Opening up APIs and releasing data sets is one strategy big companies – and increasingly, governments – are using to push development and innovation around their core products and services.
Commbank announced it would be opening up APIs to developers last week, while it’s something companies like Xero has used to create an almost cult-like following around its product. More on that here.
But other companies are catching on. This week cloud accounting giant Intuit, which runs QuickBooks Online has overhauled its developer platform to make it easier for developers to integrate with its software.
“We’re focused on delivering an amazing developer experience because we know that the QuickBooks Online platform is only as powerful as the third party apps that connect to it,” Dan Wernikoff, senior vice president and general manager of Intuit’s small business group said.
Intuit Australia MD Nicolette Maury said its developer platform will make it easier to build and test new apps for which integrate into the company’s accounting software.
“It opens the door much more quickly to get started and test,” Maury said.
It also gives developers access to Intuit’s 700,000 cloud accounting customers, of which 7,000 are Australian small businesses. But on the flip side it also enables more solutions to be built for Intuit’s customers.
“We’re really excited about what that means for the developer market here in Australia in terms of giving them access access to a much bigger market,” Maury said.
Terry Hicks, vice president and general manager of QuickBooks Online told Business Insider opening up APIs is a way to meet customer demands.
“Everything that we do is driven by solving our customers’ problems,” he said, adding it’s never been Intuit’s mindset that they have to develop everything in-house.
Hicks said developers want to know the insights companies like Intuit have to figure out where to invest.
At a recent developer day Xero CEO Rod Drury told partners to start focussing on industry-specific problems.
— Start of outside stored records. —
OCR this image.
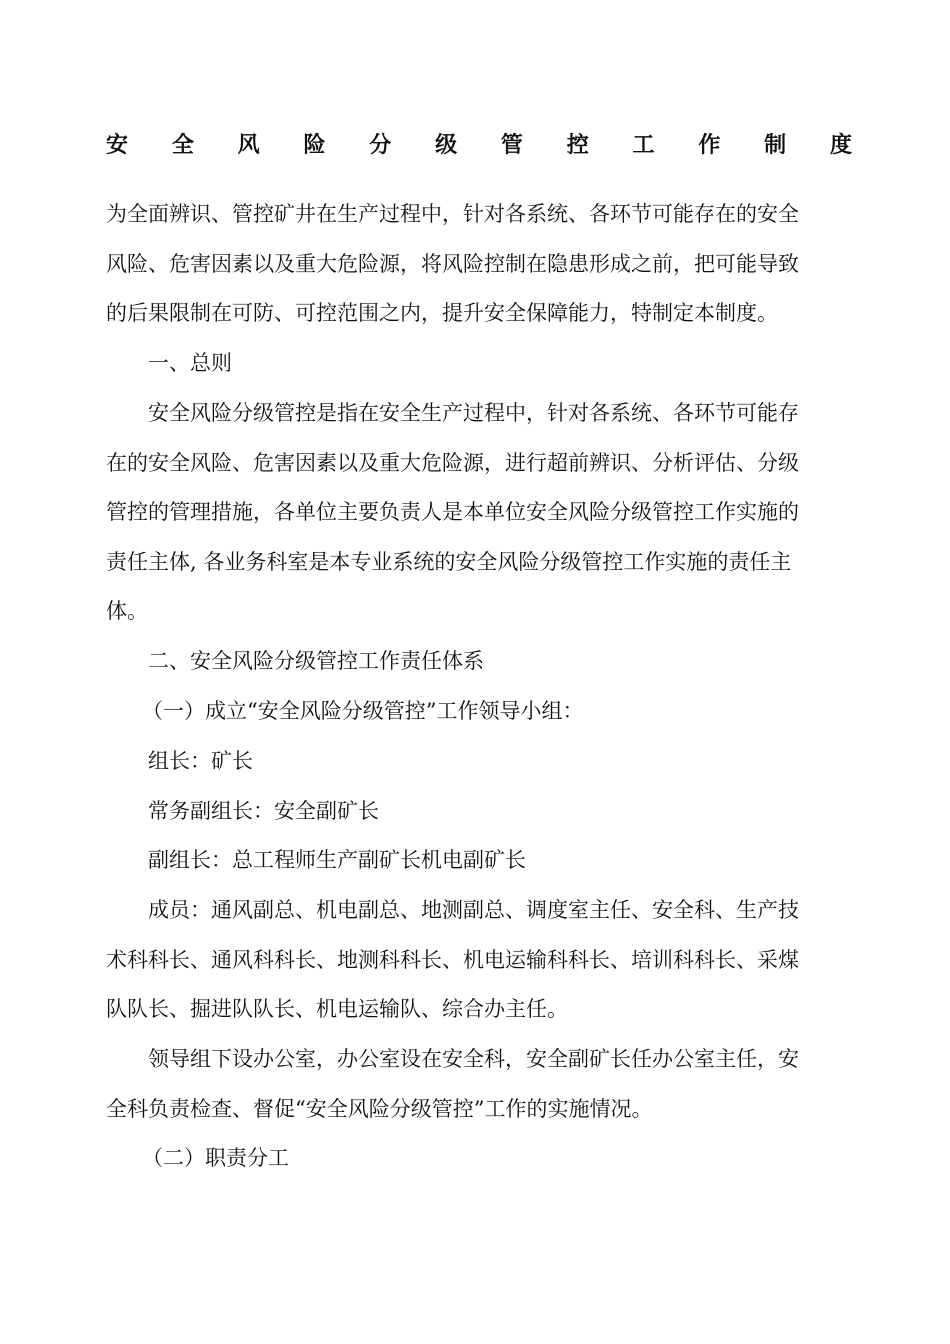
安 全 风 险 分 级 管 控 工 作 制 度
为全面辨识、管控矿井在生产过程中，针对各系统、各环节可能存在的安全
风险、危害因素以及重大危险源，将风险控制在隐患形成之前，把可能导致
的后果限制在可防、可控范围之内，提升安全保障能力，特制定本制度。
一、总则
安全风险分级管控是指在安全生产过程中，针对各系统、各环节可能存
在的安全风险、危害因素以及重大危险源，进行超前辨识、分析评估、分级
管控的管理措施，各单位主要负责人是本单位安全风险分级管控工作实施的
责任主体, 各业务科室是本专业系统的安全风险分级管控工作实施的责任主
体。
二、安全风险分级管控工作责任体系
（一）成立“安全风险分级管控”工作领导小组：
组长：矿长
常务副组长：安全副矿长
副组长：总工程师生产副矿长机电副矿长
成员：通风副总、机电副总、地测副总、调度室主任、安全科、生产技
术科科长、通风科科长、地测科科长、机电运输科科长、培训科科长、采煤
队队长、掘进队队长、机电运输队、综合办主任。
领导组下设办公室，办公室设在安全科，安全副矿长任办公室主任，安
全科负责检查、督促“安全风险分级管控”工作的实施情况。
（二）职责分工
Intuit however said it doesn’t want to stipulate where developers should innovate.
“You can narrow the playing field too much,” Hicks said, adding, “We think that developers are going to teach us things and we don’t want to shut that off.”
However Hicks said solutions for schedule-, project- and membership-based or retail-based businesses are in demand, which pretty much covers off most small businesses.
He did say that e-commerce solutions and helping companies manage customer relationships as well as assist with the multi-channel approach companies are having to to deal with these days are bright spots.
“We’re seeing a lot of activity in the e-commerce space, we’re seeing a lot of activity around schedule-based businesses,” he said, adding small businesses are starting to take a “multi-channelled” approach to selling their products or services.
The accounting software sector is in the middle of being flipped on its head as traditional desktop software options become redundant in the face of speedier cloud solutions.
“What I find interesting about the industry is, it is in rapid disruption right now and why we are so optimistic about the space is what we know about the two and a bit million small businesses in Australia is that the majority of them are not using a cloud software product right now,” Maury said.
“There’s a huge amount of space to grow in the market and it’s only early days.”
The cloud accounting offerings operating in Australia appear to all agree there’s still room to grow in the market but Xero has made no secret it’s got its eyes on the US market where Intuit already feels quite at home.
“We’ve made no secret in wanting to be the worldwide leader in every single market we serve,” Hicks said.